Какой-то озноб пробежал у меня по спине. Я машинально бросил книгу в общую кучу, но не успела она долететь до пола, как я уже пожалел о своем жесте. Спеша возвратить ее, я обрушил всю груду, и теперь, встав на четвереньки, лихорадочно искал. На краткий миг мне даже почудилось, что я эту фразу нафантазировал, что она мне пригрезилась, – так сильно было впечатление чего-то знакомого, своего, уже виденного, уже думаного. Да, в продолжение нескольких секунд я воображал себя автором одного из самых великих романов, когда-либо написанных человеком. Но вот же она, черным по белому:

«Стану ли я героем повествования о своей собственной жизни, или это место займет кто-нибудь другой…»

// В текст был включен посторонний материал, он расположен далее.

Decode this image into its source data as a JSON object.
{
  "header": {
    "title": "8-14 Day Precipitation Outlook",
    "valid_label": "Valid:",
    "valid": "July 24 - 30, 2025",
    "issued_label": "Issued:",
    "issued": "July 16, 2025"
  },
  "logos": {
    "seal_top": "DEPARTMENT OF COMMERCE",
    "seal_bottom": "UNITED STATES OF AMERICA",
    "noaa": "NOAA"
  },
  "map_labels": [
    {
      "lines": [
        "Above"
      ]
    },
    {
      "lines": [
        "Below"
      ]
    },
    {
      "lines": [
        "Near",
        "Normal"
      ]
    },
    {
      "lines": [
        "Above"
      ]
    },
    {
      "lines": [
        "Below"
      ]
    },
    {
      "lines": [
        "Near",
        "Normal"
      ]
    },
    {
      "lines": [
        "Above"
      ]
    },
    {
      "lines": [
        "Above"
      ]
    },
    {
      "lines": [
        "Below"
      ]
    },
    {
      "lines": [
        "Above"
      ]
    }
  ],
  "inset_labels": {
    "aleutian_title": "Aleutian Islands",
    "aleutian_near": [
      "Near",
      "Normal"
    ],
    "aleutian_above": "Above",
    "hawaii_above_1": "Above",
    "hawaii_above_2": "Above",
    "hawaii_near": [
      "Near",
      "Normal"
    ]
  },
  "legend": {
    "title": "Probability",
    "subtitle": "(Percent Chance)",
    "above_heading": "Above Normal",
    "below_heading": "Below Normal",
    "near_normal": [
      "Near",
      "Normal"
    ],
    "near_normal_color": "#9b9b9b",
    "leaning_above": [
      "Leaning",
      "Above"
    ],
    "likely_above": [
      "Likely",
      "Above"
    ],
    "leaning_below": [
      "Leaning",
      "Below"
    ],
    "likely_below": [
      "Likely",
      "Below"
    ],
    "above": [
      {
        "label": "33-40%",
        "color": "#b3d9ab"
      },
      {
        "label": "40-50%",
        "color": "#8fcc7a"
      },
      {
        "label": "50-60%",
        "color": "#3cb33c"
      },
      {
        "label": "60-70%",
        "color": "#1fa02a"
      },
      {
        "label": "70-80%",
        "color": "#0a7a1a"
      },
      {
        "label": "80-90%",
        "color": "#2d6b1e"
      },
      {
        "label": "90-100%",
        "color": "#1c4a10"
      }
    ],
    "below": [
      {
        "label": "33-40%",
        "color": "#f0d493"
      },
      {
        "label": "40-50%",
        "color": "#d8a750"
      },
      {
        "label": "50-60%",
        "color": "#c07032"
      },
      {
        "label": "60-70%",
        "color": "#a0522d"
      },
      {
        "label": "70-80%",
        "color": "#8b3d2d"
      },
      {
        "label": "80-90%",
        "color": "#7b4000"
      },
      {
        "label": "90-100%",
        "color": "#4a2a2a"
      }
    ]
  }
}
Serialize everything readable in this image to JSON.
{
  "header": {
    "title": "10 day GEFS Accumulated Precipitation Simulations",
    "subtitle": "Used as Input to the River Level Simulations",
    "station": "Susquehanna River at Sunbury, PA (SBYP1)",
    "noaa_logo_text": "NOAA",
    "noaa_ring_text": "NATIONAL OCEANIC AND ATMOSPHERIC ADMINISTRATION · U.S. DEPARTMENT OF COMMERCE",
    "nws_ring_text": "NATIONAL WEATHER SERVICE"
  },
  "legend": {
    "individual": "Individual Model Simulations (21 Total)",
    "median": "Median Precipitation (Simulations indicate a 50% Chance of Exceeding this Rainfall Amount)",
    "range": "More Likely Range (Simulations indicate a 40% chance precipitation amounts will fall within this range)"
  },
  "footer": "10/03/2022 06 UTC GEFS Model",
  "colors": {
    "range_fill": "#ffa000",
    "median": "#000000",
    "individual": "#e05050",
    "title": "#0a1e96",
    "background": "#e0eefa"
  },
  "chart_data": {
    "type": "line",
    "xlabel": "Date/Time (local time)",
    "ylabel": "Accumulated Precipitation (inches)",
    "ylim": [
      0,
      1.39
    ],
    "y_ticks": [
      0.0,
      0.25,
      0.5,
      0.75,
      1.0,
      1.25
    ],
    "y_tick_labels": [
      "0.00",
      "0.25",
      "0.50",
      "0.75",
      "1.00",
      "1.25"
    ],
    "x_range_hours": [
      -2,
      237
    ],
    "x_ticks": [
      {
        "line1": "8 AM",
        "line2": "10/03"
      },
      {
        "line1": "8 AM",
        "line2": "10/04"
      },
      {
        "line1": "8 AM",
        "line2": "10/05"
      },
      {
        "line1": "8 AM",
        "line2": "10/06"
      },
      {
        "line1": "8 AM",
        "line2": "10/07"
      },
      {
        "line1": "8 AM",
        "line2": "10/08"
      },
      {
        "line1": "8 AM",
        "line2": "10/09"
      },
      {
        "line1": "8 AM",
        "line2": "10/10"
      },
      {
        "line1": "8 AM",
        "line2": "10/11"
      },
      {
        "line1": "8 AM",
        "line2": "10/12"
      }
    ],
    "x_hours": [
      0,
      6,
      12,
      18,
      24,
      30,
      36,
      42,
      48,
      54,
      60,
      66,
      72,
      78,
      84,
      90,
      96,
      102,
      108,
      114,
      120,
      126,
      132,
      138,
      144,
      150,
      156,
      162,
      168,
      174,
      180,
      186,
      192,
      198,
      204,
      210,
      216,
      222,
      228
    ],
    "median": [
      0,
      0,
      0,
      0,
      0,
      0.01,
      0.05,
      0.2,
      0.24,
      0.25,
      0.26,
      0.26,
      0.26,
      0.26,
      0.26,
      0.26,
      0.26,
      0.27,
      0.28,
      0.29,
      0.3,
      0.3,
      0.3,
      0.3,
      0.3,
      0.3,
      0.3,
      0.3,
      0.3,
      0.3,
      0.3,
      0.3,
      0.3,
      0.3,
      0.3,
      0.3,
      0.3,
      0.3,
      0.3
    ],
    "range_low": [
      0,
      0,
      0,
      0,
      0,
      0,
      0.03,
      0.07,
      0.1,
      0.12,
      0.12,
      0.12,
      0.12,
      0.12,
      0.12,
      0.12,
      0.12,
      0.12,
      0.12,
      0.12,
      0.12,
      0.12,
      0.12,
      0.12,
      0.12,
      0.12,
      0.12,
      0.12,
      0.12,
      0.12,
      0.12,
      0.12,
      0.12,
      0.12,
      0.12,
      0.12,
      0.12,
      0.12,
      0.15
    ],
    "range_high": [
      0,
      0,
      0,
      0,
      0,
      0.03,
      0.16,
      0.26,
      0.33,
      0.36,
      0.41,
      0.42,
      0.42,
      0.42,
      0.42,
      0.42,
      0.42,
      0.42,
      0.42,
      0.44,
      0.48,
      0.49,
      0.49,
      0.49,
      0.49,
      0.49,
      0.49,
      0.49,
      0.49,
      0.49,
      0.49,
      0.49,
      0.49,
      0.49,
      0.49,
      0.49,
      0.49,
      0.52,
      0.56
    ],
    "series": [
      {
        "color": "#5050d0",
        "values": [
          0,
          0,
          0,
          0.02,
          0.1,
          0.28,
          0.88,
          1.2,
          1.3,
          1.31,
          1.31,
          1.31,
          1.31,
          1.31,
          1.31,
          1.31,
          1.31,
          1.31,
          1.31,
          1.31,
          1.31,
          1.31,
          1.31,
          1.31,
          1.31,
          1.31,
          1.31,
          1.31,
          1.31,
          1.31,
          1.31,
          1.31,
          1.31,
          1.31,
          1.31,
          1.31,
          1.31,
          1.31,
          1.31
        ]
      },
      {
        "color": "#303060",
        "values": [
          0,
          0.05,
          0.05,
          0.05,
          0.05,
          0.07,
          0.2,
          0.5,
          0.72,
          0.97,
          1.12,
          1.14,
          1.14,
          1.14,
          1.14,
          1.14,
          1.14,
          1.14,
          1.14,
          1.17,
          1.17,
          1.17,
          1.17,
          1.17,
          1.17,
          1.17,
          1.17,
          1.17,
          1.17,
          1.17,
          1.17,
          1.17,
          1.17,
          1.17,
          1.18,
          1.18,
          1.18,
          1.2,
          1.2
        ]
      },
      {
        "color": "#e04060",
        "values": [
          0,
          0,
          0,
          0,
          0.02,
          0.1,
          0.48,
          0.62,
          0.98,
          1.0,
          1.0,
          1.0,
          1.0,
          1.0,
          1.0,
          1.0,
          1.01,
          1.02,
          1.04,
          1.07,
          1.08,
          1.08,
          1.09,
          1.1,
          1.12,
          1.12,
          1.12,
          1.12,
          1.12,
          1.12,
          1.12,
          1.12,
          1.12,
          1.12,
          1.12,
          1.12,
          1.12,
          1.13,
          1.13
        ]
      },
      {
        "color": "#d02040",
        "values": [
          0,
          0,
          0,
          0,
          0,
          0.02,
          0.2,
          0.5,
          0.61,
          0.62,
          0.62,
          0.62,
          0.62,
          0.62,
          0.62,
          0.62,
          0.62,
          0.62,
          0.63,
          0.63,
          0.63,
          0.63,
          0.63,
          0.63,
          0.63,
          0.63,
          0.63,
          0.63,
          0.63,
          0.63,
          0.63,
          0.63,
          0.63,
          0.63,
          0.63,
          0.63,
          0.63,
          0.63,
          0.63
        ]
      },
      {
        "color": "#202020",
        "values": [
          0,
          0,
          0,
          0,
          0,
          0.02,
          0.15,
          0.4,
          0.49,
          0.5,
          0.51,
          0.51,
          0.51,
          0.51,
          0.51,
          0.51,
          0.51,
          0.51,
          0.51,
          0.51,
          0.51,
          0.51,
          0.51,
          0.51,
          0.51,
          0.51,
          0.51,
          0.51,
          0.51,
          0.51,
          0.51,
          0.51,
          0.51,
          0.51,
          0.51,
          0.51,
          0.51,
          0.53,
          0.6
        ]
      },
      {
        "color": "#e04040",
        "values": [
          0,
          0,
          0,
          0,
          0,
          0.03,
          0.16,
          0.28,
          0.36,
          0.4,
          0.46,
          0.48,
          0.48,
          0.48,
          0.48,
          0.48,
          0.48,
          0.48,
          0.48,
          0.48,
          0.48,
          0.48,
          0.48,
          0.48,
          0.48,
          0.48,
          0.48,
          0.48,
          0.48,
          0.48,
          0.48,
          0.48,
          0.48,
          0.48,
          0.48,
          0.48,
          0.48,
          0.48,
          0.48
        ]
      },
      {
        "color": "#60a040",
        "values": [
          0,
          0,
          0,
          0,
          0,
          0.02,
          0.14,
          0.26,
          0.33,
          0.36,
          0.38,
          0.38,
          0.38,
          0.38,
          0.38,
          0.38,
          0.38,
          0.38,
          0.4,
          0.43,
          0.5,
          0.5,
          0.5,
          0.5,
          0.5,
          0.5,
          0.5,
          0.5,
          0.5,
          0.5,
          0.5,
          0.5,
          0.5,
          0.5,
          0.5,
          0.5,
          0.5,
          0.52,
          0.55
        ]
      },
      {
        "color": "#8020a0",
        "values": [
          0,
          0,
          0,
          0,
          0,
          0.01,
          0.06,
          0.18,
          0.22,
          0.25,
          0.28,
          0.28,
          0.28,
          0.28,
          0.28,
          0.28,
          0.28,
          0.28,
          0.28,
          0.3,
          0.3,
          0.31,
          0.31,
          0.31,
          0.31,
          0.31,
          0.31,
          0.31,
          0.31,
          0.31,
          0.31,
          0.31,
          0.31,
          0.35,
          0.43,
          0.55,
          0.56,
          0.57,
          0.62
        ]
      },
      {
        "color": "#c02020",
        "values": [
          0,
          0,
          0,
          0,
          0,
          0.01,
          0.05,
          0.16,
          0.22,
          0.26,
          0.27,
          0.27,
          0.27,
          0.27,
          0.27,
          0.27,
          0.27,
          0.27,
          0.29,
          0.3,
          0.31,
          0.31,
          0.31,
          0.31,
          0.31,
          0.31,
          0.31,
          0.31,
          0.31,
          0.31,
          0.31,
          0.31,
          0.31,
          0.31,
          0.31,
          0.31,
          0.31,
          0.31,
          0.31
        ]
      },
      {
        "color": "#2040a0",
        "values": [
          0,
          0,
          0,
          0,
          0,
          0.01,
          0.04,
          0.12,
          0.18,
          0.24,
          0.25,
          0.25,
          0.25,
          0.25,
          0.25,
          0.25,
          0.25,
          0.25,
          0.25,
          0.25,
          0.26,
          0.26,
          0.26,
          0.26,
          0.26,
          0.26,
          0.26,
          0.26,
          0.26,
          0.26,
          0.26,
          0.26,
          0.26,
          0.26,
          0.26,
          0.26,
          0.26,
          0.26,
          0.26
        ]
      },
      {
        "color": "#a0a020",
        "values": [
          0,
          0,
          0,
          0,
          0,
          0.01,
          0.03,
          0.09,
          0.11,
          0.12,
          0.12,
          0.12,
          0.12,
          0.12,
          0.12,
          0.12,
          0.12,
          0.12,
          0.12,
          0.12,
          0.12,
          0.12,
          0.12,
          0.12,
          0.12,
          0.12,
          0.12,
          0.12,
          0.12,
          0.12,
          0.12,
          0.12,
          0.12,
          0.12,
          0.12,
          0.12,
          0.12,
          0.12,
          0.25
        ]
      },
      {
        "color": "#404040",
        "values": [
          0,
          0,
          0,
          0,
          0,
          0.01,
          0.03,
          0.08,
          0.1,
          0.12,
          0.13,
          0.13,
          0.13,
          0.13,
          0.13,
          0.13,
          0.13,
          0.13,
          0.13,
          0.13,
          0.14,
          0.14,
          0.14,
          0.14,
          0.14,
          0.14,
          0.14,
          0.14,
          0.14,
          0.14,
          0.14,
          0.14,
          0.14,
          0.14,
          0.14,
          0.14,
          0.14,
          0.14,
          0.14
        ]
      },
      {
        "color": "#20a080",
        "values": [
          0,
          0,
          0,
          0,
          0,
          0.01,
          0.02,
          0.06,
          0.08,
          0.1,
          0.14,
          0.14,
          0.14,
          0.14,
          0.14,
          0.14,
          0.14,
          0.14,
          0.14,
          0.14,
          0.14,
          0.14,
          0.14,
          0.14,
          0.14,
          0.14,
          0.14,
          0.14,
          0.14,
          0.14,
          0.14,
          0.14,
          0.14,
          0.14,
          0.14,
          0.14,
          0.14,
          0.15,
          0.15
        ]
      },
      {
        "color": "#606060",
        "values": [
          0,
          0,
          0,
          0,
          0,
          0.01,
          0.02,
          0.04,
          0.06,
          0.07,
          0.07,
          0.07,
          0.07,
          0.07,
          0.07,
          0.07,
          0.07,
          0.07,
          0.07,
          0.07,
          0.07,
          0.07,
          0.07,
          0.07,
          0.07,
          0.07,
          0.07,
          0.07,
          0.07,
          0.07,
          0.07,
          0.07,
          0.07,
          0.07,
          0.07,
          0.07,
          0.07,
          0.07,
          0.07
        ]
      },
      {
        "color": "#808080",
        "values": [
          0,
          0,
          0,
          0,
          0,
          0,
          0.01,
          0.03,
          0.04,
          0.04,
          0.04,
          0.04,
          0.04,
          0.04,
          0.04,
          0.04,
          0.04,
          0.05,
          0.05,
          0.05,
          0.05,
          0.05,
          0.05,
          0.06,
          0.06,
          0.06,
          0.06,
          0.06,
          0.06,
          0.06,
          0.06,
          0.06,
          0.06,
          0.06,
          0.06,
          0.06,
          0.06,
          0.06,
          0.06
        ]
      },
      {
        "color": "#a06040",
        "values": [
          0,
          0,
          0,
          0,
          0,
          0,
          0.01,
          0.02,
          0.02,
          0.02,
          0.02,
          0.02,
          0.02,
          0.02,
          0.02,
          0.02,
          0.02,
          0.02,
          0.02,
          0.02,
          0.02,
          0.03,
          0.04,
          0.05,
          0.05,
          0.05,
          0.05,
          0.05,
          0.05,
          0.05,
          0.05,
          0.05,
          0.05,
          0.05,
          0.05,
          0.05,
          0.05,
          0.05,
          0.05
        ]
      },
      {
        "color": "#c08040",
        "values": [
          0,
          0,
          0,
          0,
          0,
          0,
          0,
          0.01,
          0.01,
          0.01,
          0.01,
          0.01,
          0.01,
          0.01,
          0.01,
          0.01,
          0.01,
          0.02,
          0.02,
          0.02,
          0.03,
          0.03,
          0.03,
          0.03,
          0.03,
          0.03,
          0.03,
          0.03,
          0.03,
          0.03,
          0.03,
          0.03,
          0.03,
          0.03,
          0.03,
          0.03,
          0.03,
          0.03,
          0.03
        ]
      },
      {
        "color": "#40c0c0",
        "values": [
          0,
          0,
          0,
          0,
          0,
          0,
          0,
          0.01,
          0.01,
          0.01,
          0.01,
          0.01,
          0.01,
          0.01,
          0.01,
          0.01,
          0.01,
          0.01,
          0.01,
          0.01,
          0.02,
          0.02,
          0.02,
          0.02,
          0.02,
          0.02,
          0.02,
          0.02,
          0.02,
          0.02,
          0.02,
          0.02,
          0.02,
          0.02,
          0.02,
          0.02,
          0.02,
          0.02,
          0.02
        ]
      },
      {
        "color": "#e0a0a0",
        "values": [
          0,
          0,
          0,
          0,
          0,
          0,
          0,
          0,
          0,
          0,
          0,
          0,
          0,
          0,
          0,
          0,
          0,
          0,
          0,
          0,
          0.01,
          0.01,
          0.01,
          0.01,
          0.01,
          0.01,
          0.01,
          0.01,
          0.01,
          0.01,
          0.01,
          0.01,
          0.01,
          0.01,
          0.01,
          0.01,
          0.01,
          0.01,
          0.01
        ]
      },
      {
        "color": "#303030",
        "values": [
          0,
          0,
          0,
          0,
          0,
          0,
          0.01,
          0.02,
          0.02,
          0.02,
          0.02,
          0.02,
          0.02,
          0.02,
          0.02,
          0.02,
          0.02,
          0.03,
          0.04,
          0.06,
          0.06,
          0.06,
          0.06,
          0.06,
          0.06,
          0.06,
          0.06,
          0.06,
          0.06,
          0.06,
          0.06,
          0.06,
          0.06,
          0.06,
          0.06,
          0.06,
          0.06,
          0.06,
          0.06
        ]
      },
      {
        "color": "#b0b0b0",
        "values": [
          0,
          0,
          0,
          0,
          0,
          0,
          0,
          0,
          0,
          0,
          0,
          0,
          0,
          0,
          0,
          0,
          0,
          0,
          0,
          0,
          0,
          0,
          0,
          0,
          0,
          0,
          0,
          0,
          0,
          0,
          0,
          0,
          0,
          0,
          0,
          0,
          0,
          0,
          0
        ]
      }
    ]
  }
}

Я крутил и вертел книгу по-всякому: что-то непременно должно было отличать ее от других. Тем не менее там была такая же бумага, такая же обложка и книжный блок был так же зарезан сверху и снизу. Я лихорадочно листал страницы, выхватывая тут и там обрывки фраз, которые, казалось, не принадлежали роману, а составляли послание, единственным адресатом которого был я: «появление на свет, весьма равнодушный к его прибытию», «к окутанным туманом дням моего раннего детства», «какое-то губительное дуновение, связанное с могилой на кладбище и с появлением мертвеца, потрясло меня», «она привезла с собой два внушительных твердых черных сундука…» И даже некоторые из тех пассажей, которые, со всей очевидностью, не могли относиться ко мне: «Родился я после смерти отца», «о его белой надгробной плите на кладбище» – будили во мне какое-то очень знакомое эхо, в котором смешивались воспоминания, грезы и кошмары. Очень сильное впечатление производили на меня и названия глав; в их простоте, в их успокаивающей, но непреклонной хронологичности: «Я появляюсь на свет», «Я наблюдаю», «Я начинаю жить самостоятельно, и это мне не нравится» – мне виделся какой-то предназначенный для меня шифр, и мне казалось возможным, просто передвигая палец, перемещаться по течению моей жизни, преодолевая пороги, которых я к этому моменту уже достиг, и провидя то неизвестное, что ожидало меня впереди.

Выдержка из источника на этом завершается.